Archive for May, 2009

Lemon balm tea and wild greens

May 25, 2009

We have started foraging again for wild foods, and are building up our supplies of wild greens that we are drying out ready to get us through the winter. Previously I spent a fortune on green powders that I have to say gave me great health, but the kick we get out of our own wild foraged ones is far higher it really is. It is probably down to the fact that we have collected them, but energetically they just feel better for us. Yesterday we collected dandelion leaves, blackberry leaves, and goose grass, all to dry off, although I tend to eat a few in a salad as its too good an opportunity to miss.

The green powder we make has a real mix of all the wild greens we collect in various amounts, depending on what we want it to do to our body, so some figure much more in the mix than others. I like to have dandelions as they support my kidneys, but I have also taken to lemon balm just lately as well.

We do dry lemon balm out but we also have it fresh in tea, put some in a cafetiere, with hot water and let it steep for a while, I have this daily now. It is absolutely lovely, has been a doddle to grow, in fact it is so prolific that we continually are having to cut it back. We have taken cuttings from it so we can take it to grow on the allotment as well, which are also doing really well.

It has a lovely light lemony taste to it, and feels quite calming, has lovely medicinal properties including being antibacterial, so I have been having a little bit each day. In a salad of sprouted beans and seeds it adds a really nice summery taste, with flax dressing, doesn’t get any better than that really! All home grown, well except the flax oil!
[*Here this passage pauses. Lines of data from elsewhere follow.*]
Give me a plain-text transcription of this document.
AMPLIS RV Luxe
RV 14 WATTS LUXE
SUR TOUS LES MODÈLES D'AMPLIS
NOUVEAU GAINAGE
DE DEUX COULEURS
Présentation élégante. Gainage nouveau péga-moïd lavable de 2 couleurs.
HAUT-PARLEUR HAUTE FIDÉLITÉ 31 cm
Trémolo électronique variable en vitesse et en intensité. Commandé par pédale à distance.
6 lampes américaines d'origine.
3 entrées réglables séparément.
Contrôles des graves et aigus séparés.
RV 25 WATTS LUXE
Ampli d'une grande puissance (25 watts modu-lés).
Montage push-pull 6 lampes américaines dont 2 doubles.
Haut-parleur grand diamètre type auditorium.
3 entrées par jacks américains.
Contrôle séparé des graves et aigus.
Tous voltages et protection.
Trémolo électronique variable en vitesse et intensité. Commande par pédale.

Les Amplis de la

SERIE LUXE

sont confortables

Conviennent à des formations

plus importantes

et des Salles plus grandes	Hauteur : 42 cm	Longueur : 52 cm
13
Dandelion seeds, Swiss chard, and bed number 7!

May 23, 2009

We have been collecting those beautiful dandelion heads, and not as you might imagine making a wish whilst we blow them away, but instead carefully placing them into a bag to grow on our allotment. I know, probably everyone else is pulling them up considering them to be weeds, but the nutrient value of dandelions is fantastic, and we love using them in salads, and drying them for tea. So we have decided to grow them, and this is our first foray into collecting seeds to dry out for the coming year. We are complete seed collecting novices, but this is our years goal to collect the seeds from our plants that we are growing so that we keep the control we want over our foods. It’s what head gardeners have done for years, and so it can’t be that hard, can it? So we are also letting some of our Swiss Chard go to seed at the moment, to collect and also dry out.

Our allotment has 6 beds now on it, and we have sweetcorn ready to go into bed number 7, which we have planned for tomorrow. We have our eye on a poly tunnel, which is quite exciting, well as exciting as extending the growing year gets!!
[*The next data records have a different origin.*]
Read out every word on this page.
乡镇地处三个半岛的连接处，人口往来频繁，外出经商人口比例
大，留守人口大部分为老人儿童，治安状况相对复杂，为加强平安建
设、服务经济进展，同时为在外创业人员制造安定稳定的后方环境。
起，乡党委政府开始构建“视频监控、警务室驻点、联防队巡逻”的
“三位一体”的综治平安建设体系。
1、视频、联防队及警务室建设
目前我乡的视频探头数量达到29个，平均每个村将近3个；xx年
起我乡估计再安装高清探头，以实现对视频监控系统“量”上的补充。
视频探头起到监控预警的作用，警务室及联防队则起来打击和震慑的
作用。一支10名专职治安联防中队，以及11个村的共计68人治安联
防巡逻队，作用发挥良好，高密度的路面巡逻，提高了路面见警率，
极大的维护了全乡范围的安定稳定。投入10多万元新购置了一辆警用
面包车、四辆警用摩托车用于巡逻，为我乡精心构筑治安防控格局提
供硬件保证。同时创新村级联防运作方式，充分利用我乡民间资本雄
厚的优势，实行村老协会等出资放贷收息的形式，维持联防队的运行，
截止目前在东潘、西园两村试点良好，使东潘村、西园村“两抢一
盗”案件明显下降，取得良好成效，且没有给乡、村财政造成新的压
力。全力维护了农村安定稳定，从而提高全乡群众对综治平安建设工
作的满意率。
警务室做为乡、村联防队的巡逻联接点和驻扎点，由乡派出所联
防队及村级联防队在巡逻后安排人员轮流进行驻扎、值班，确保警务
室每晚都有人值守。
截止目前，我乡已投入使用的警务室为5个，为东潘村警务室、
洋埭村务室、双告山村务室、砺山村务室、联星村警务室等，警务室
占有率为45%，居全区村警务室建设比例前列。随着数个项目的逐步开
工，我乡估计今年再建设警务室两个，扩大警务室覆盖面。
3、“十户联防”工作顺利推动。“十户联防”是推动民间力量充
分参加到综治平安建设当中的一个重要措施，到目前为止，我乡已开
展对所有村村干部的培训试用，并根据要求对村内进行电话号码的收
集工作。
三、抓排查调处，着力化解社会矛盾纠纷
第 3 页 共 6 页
Having greens just outside the back door available is absolutely fantastic, everyday we have green salad which we have picked fresh, and it doesn’t get much better than that. We are keeping our eyes out for a small plot of land to grow more food on and set up our small holding, the recession has led to a realisation that moving up the ladder isn’t likely to happen. But we could stretch to a small land only plot not too far from where we are living, and that would enable us to achieve more of our goal of becoming sustainable in regards to our own food.
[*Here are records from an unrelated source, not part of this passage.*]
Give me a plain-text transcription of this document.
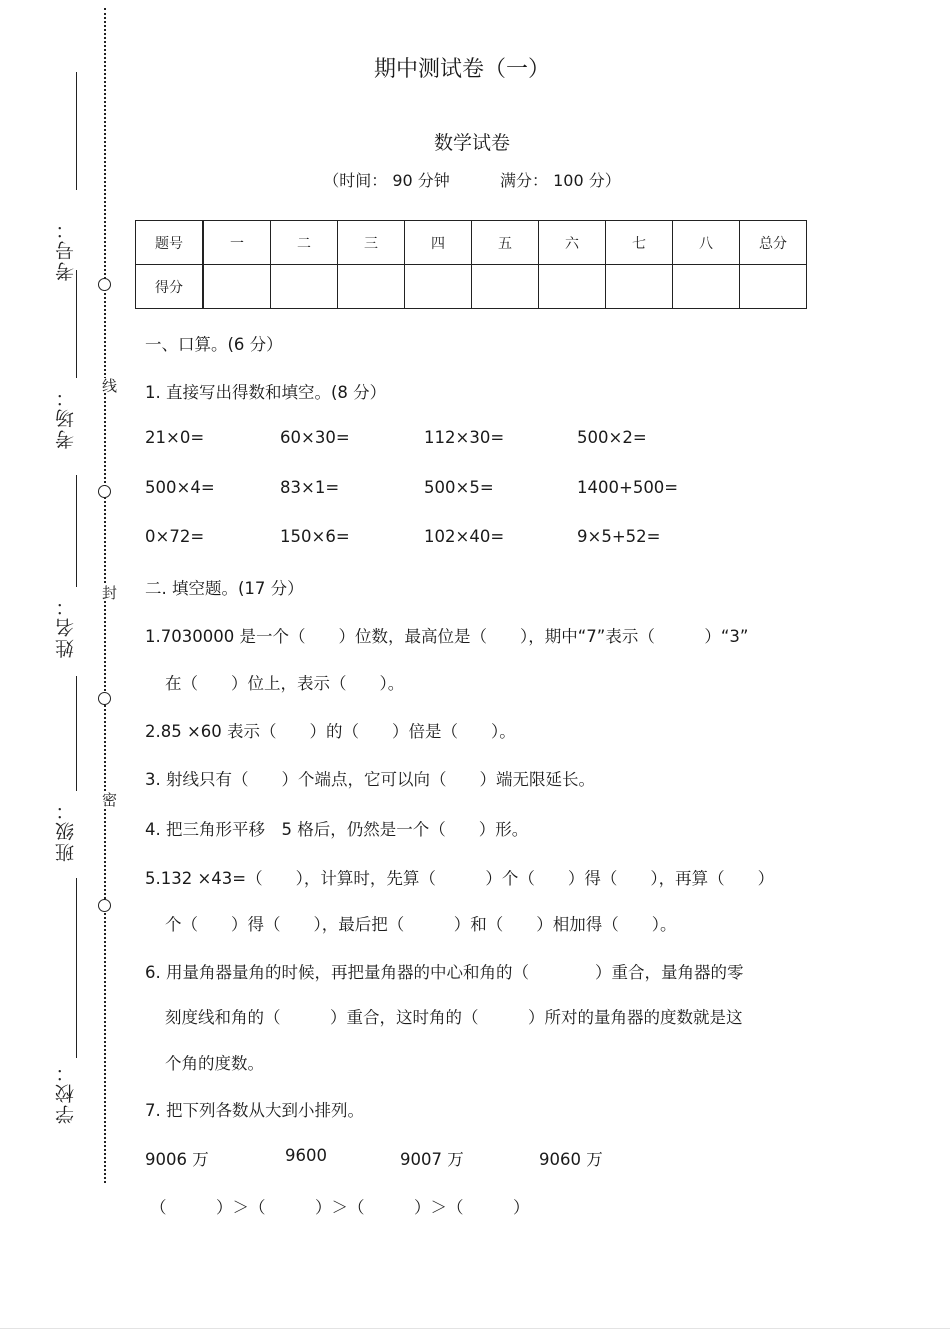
线
封
密
考号：
考场：
姓名：
班级：
学校：
期中测试卷（一）
数学试卷
（时间： 90 分钟	满分： 100 分）
题号	一	二	三	四	五	六	七	八	总分
得分									
一、口算。(6 分）
1. 直接写出得数和填空。(8 分）
21×0=	60×30=	112×30=	500×2=
500×4=	83×1=	500×5=	1400+500=
0×72=	150×6=	102×40=	9×5+52=
二. 填空题。(17 分）
1.7030000 是一个（　　）位数，最高位是（　　），期中“7”表示（　　　）“3”
在（　　）位上，表示（　　）。
2.85 ×60 表示（　　）的（　　）倍是（　　）。
3. 射线只有（　　）个端点，它可以向（　　）端无限延长。
4. 把三角形平移　5 格后，仍然是一个（　　）形。
5.132 ×43=（　　），计算时，先算（　　　）个（　　）得（　　），再算（　　）
个（　　）得（　　），最后把（　　　）和（　　）相加得（　　）。
6. 用量角器量角的时候，再把量角器的中心和角的（　　　　）重合，量角器的零
刻度线和角的（　　　）重合，这时角的（　　　）所对的量角器的度数就是这
个角的度数。
7. 把下列各数从大到小排列。
9006 万	9600	9007 万	9060 万
（　　　）＞（　　　）＞（　　　）＞（　　　）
Kale, a new neighbour, and raised beds!

May 10, 2009

Yes we’ve been busy catching up on our allotment since I have been ill, and breaking my foot. We have been building raised beds, and we now have 4 in, with Kale, Mizuno, potatoes, and we are planning the peas next. The woodland has provided us with the canes for the peas from the local hazel trees. It is a lot of work having such a large allotment that it is taking nearly all of our evenings up and I am no longer sure I need my gym membership during the summer months! But it is exciting considering that we may be able to grow at least 40-50% of the vegetables that we eat. I never thought that growing food would be so exciting but to be honest it really is, and we have a new allotment neighbour, who is giving us a run for our money.

Allotments are really growing (excuse the pun!) in popularity, and even tonight we saw in a newspaper them being reported as a viable option for affording organic food during the recession. But we have seen the allotment filling up, where there were empty plots they are now growing food, and every time we go there we run into people.